The Herceptin studies were published Thursday in The New England Journal of Medicine. One was an international study sponsored by Herceptin’s European marketer, Roche. The others were North American studies sponsored by the National Cancer Institute and partly funded by Genentech. The researchers followed a total of more than 6,500 women with early-stage breast cancer.
In the first study, 220 women taking standard therapy for a year either developed breast cancer again, showed other kinds of tumors, or died. Only 127 did when Herceptin was added.
The two other studies reached similar findings in their combined results. At three years, patients on Herceptin showed a disease-free survival rate that was 12 percentage points higher than without it.

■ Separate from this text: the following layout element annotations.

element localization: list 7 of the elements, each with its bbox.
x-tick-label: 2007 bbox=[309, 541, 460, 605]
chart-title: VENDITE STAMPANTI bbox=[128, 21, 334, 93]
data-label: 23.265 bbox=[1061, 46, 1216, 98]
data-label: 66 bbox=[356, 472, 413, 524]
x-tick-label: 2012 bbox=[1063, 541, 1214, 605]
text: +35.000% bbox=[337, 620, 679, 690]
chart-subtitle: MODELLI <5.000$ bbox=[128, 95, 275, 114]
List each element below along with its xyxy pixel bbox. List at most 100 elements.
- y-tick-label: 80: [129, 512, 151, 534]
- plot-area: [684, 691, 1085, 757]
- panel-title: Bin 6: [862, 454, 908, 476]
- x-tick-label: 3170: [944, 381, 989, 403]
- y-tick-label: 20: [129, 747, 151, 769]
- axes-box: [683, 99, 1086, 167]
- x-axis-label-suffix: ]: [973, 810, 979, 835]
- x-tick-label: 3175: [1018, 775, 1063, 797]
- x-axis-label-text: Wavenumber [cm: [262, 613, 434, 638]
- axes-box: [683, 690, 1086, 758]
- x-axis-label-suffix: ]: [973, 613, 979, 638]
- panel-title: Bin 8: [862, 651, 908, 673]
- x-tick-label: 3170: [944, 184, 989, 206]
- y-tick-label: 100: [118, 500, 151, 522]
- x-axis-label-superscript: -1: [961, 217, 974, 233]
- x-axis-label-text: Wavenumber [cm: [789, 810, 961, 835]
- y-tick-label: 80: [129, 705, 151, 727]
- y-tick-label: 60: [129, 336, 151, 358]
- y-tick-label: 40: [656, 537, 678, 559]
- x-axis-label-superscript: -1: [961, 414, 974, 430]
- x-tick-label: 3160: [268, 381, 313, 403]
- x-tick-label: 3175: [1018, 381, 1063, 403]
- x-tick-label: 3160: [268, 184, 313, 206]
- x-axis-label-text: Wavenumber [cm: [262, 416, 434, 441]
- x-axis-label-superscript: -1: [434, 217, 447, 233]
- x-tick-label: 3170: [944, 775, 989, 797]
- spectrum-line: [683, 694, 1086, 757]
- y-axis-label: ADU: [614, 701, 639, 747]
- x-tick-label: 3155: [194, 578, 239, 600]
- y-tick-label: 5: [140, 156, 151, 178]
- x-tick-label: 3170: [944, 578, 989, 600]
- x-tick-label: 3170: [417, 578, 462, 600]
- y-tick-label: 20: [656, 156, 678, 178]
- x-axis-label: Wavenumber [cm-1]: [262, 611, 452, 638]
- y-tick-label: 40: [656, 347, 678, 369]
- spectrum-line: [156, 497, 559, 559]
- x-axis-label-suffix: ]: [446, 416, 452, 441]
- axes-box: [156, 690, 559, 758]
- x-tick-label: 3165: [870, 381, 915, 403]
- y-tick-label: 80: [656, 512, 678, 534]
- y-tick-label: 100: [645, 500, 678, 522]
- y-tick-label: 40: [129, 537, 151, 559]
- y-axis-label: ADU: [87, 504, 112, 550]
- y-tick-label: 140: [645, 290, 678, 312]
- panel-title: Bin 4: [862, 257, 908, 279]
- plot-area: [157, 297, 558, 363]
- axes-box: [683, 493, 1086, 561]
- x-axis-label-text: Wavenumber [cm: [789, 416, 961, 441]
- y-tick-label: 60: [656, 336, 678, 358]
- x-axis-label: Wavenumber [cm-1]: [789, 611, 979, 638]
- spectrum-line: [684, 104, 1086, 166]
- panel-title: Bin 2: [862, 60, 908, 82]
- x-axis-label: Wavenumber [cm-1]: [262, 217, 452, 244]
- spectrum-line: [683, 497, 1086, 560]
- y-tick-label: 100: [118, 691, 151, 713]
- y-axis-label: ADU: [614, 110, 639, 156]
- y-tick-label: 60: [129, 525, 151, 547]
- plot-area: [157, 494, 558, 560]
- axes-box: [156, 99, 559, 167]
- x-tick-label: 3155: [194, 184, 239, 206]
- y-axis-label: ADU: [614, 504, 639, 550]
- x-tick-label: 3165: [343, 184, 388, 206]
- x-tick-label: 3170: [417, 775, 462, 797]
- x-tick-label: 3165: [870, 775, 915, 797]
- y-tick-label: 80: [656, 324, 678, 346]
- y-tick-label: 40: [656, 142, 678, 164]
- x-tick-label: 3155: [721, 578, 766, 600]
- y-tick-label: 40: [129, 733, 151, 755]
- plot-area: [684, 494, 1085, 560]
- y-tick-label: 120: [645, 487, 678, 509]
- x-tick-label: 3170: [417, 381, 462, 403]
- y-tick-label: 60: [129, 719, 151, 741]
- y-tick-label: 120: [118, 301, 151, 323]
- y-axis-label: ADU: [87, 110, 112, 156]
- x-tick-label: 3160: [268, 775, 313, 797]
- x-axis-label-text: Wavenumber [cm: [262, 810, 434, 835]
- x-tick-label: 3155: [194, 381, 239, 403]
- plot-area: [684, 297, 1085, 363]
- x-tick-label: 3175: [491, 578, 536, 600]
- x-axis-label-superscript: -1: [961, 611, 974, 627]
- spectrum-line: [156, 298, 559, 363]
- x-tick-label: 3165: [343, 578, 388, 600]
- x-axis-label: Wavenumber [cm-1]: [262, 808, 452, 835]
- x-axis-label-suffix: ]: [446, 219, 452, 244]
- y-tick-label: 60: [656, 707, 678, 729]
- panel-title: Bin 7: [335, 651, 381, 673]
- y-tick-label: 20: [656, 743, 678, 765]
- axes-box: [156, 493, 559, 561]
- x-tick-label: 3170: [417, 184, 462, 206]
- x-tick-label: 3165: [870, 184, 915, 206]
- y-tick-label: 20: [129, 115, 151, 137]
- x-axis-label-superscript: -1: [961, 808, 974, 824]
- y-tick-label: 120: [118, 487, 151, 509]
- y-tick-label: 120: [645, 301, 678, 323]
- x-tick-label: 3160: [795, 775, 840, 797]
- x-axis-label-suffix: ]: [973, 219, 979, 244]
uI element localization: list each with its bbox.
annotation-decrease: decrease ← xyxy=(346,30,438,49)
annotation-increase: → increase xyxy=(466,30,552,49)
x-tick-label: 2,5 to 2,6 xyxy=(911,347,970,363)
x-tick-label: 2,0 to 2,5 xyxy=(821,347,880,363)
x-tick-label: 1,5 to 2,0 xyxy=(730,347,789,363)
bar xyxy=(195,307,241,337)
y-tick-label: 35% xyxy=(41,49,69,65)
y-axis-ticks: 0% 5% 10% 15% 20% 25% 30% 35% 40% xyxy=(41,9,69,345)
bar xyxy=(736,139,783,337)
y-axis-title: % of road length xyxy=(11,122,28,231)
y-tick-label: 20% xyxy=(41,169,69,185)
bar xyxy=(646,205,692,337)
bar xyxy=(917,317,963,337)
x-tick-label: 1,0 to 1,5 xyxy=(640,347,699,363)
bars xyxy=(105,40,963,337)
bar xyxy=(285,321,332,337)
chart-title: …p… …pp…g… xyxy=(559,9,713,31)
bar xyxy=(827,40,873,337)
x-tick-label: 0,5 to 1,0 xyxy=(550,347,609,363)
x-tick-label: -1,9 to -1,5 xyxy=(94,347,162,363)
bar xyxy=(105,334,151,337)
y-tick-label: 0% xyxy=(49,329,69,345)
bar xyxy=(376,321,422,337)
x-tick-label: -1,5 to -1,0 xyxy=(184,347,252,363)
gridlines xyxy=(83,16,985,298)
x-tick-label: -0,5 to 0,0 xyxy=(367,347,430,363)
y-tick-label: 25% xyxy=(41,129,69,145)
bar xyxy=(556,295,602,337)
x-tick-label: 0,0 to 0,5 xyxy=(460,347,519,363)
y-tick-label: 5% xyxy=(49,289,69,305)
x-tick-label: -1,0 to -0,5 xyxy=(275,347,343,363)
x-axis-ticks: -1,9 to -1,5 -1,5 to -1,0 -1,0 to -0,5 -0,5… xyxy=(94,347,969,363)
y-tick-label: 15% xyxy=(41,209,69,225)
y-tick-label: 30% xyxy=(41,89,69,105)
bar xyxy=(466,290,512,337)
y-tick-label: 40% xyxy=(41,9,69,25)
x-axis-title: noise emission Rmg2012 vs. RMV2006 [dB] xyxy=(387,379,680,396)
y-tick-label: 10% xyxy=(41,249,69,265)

Herceptin appears to have “changed one of the most worrisome kinds of cancers into one that may have a relatively good prognosis,” said Dr. Ed Romond, one of the North American study researchers at the University of Kentucky.
The medical community began adopting the drug for early breast cancer after details of the three studies were publicized last spring at a medical conference. American sales of Herceptin leaped by two-thirds, to $215 million, in the three months ending Oct. 1, compared with the year’s first quarter, according to Genentech.
The San Francisco-based company intends to apply to the U.S. government to add early-stage cancer use to Herceptin’s label, company spokeswoman Colleen Wilson said. But doctors are already free prescribe the drug for early breast cancer on their own authority.
About 200,000 women are diagnosed with breast cancer each year in this country, and 40,000 die. About 30,000 American women will probably be taking Herceptin for breast cancer within a couple of years, curing perhaps 7,000 who would otherwise relapse, some doctors predicted.
Cautions and costs
However, doctors cautioned that some women get better without Herceptin, especially when there is little evidence that the cancer is spreading within the breast. Also, a small number taking the drug suffer heart failure.
A year of Herceptin could cost $48,000 even at wholesale prices.
Barbara Brenner, who was diagnosed with breast cancer in 1993 and runs the San Francisco-based advocacy group, Breast Cancer Action, said it’s misleading to talk about a cure at this time.
“I have no idea what’s going to happen to me. This is a disease that can and does happen at any time. It’s not five years — and a cure,” she said.
It remains unclear whether Herceptin should be taken with chemotherapy drugs or afterward, and whether it can help even years later. Herceptin appears so potent, some researchers said, that it raises the possibility that targeted drugs will someday let patients skip chemotherapy, radiation and surgery, which destroy both healthy and diseased tissue.